Albert Triboulet en 1940

        Au début de la guerre, Albert Triboulet est mobilisé dans le 3e bataillon du 440e régiment de pionniers. Il va assurer la rentrée scolaire de 1940. La ville de Romans est atteinte par les Allemands au même moment, le collège n’échappe pas aux difficultés qui frappent la France. Les cours reprennent en octobre dans les locaux habituels, qui servaient d’hôpital complémentaire à l’armée. Le manque d’enseignant est un problème aigu[14]. Tout au long de la guerre, il est difficile d’encadrer et de ravitailler l’internat.  Les Allemands reprennent le contrôle du collège fin 1943 début 1944. Son fonctionnement est encore plus précaire. Dans l’urgence, le principal doit trouver de nouveaux locaux, mais la mairie est réticente à l’idée de lui fournir un internat provisoire.  Durant la guerre, Albert Triboulet donne des cours clandestins tôt le matin et tard le soir à plus d’une centaine d‘élèves au Château de Sallmard à Peyrins.
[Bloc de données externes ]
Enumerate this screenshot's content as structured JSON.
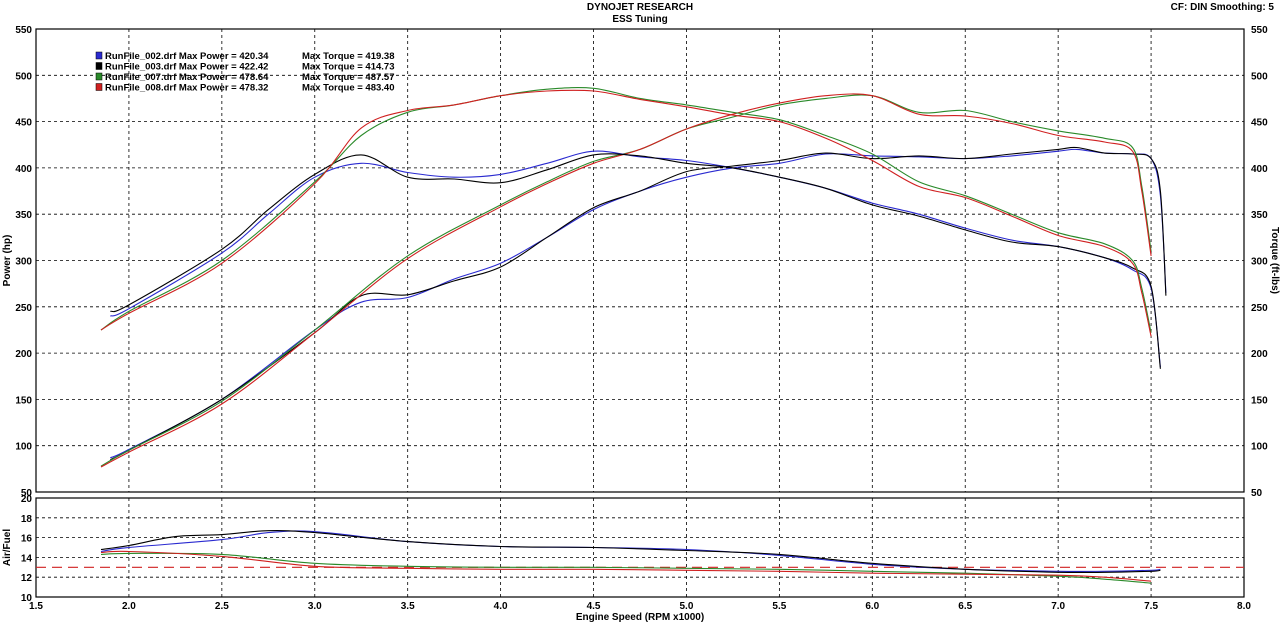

Actes de résistance[modifier | modifier le code]

Ses motivations idéalistes et humanistes le poussent naturellement sur la voie de la Résistance, ainsi il s’engage auprès des réseaux socialistes d’avant guerre aux alentours de 1940[15], date approximative, car très peu d’informations sont disponibles. L’une des premières traces de sa résistance est sa participation à la manifestation contre le changement du nom de la place Jean-Jaurés en Maréchal Pétain. Albert Triboulet va ensuite devenir un des principaux administrateurs de la résistance civile à Romans.

La première préoccupation du couple Triboulet va être de réunir et mettre en relation les résistants à Romans et Bourg de péage, au moyen d’un réseau de communication dont l’objectif premier est de faire de la propagande. Albert fait imprimer puis distribuer des tracts et des journaux clandestins, liste les actes des collaborateurs et attend les ordres. Il explique à son collègue, Vincent Baume[16], le fonctionnement du mode de recrutement. Bientôt le réseau s’étend et devient solide, Triboulet en organise le fonctionnement et distribue les rôles. Avec l'aide de sa femme Sarah, ils organisent les réunions des résistants dans leur foyer, produisent des tracts et cachent chez eux des juifs, des clandestins et des recherchés par la police et la milice.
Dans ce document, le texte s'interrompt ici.